Molecular mechanics and dynamics simulations use distance based cutoff approximations for faster computation of pairwise van der Waals and electrostatic energy terms. These approximations traditionally use a precalculated and periodically updated list of interacting atom pairs, known as the “nonbonded neighborhood lists” or nblists, in order to reduce the overhead of finding atom pairs that are within distance cutoff. The size of nblists grows linearly with the number of atoms in the system and superlinearly with the distance cutoff, and as a result, they require significant amount of memory for large molecular systems. The high space usage leads to poor cache performance, which slows computation for large distance cutoffs. Also, the high cost of updates means that one cannot afford to keep the data structure always synchronized with the configuration of the molecules when efficiency is at stake. We propose a dynamic octree data structure for implicit maintenance of nblists using space linear in the number of atoms but independent of the distance cutoff. The list can be updated very efficiently as the coordinates of atoms change during the simulation. Unlike explicit nblists, a single octree works for all distance cutoffs. In addition, octree is a cache-friendly data structure, and hence, it is less prone to cache miss slowdowns on modern memory hierarchies than nblists. Octrees use almost 2 orders of magnitude less memory, which is crucial for simulation of large systems, and while they are comparable in performance to nblists when the distance cutoff is small, they outperform nblists for larger systems and large cutoffs. Our tests show that octree implementation is approximately 1.5 times faster in practical use case scenarios as compared to nblists.

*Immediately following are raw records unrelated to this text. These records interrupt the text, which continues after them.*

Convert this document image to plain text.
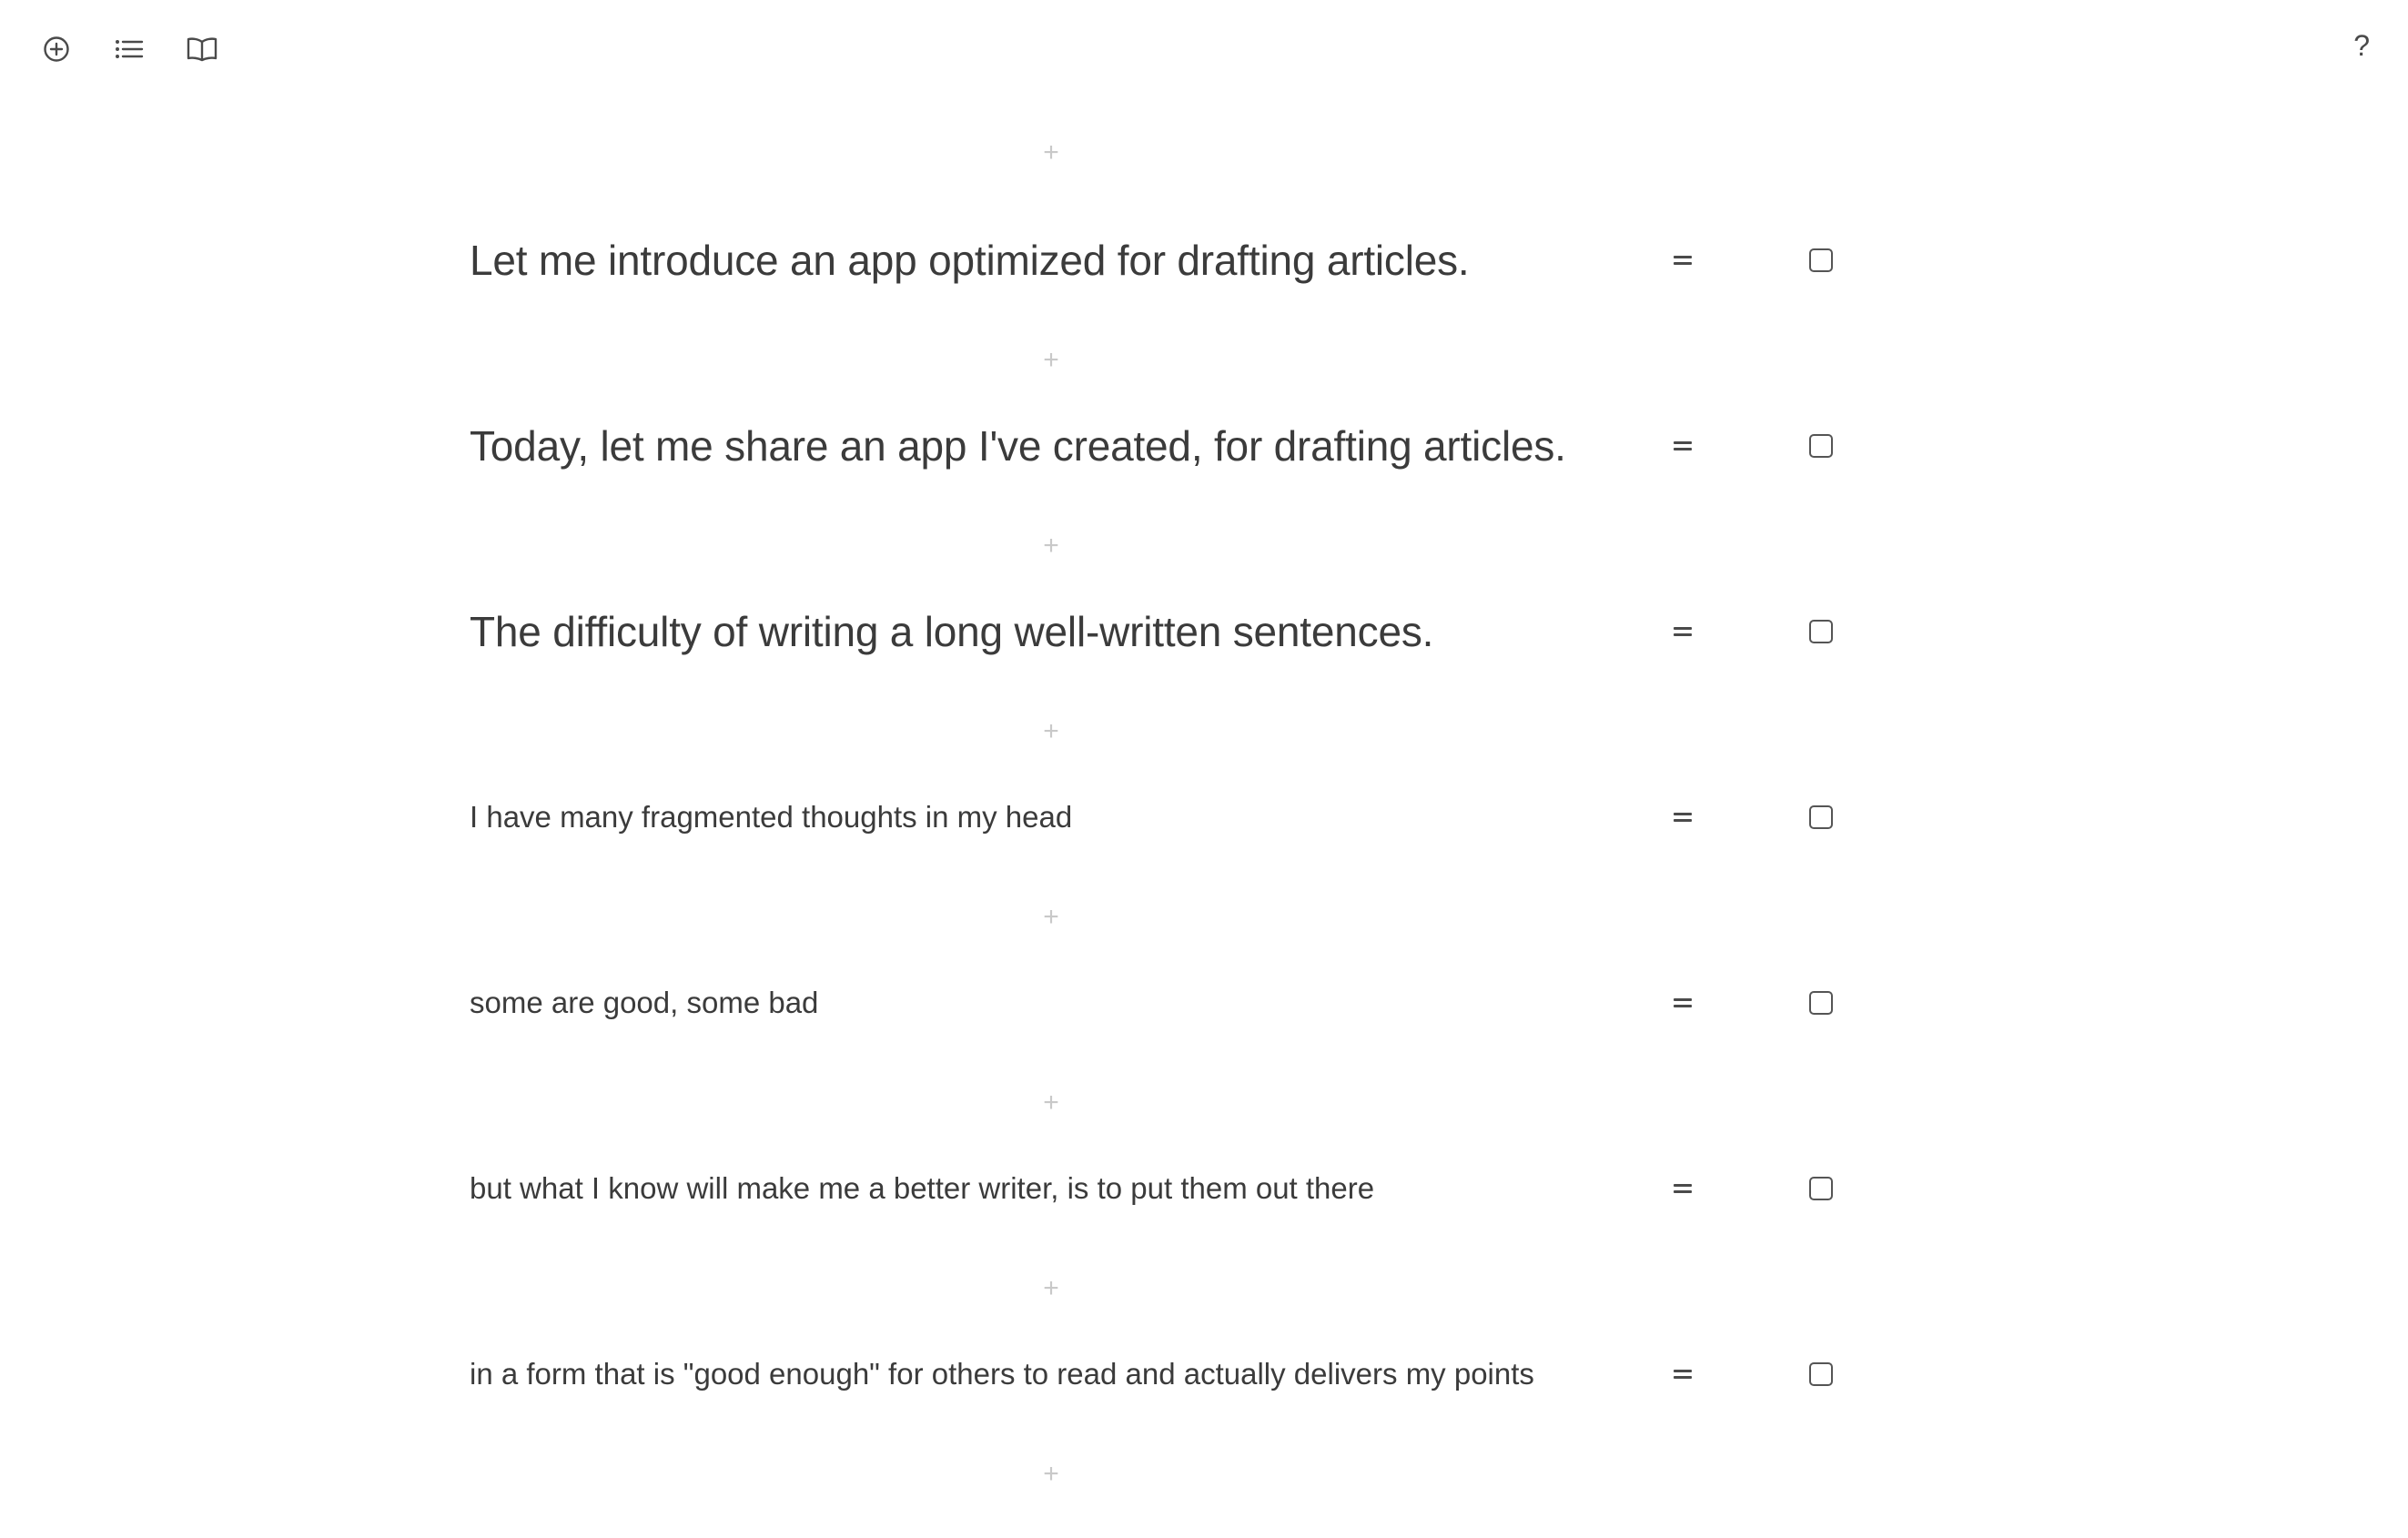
?
+
Let me introduce an app optimized for drafting articles.
+
Today, let me share an app I've created, for drafting articles.
+
The difficulty of writing a long well-written sentences.
+
I have many fragmented thoughts in my head
+
some are good, some bad
+
but what I know will make me a better writer, is to put them out there
+
in a form that is "good enough" for others to read and actually delivers my points
+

The most memory and time-consuming step in molecular mechanics and molecular dynamics simulations is the calculation of the nonbonded terms in the energy function,1 which requires summations of pairwise van der Waals and electrostatics interactions. The computation times for these summations are proportional to the number of interacting pairs of atoms, which grows quadratically with the total number of atoms in the molecular system. However, since the interactions decay with distance, distance-based truncation (cutoff) approximations are widely used in practice to trade-off accuracy for speed, reducing the overall computation time to a linear (or nearly linear) function of the number of atoms.2 These cutoff approximations have traditionally been handled through initially determined and periodically updated list of interacting atomic pairs—the so-called nonbonded neighborhood lists(3) or nblists. The efficiency of molecular simulations is thus critically dependent on the space- and time-efficient maintenance of nblists. In the past, this efficiency had been achieved by dividing the system into smaller regions based on cutoff distance4 or chemical connectivity5 or the “By-Clusters-in-Cubes” (BYCC) method.1 The BYCC method combines the connectivity and spatial separation criteria by clustering atoms of the molecular system. This clustering, however, is done only once at the beginning of the molecular simulation. The resulting clusters are then placed inside a cubic grid with the dimension of each grid cell being roughly equal to the nblist’s cutoff distance plus the maximum cluster size. This cubic division facilitates search through the occupied neighboring cubes to determine the list of interacting pairs of atoms. The BYCC method through its reliance on cluster–cluster pairwise distances (rather than pairwise atomic distances) is much faster than its predecessors.4,5 The efficiency of the clustering step of BYCC, based on connectivity is obviously higher for larger molecules. Since here we are interested in simulation of the macromolecular systems (e.g., several protein chains), we use BYCC as a comparison benchmark. Explicit nblists can also be constructed using dynamic packing grids,6 as well as binary hierarchy approaches.7 However, explicit nblists have high space requirement, poor cache performance, high update cost, and need to be regenerated explicitly for different distance cutoffs, problems that we now solve effectively in our new approach.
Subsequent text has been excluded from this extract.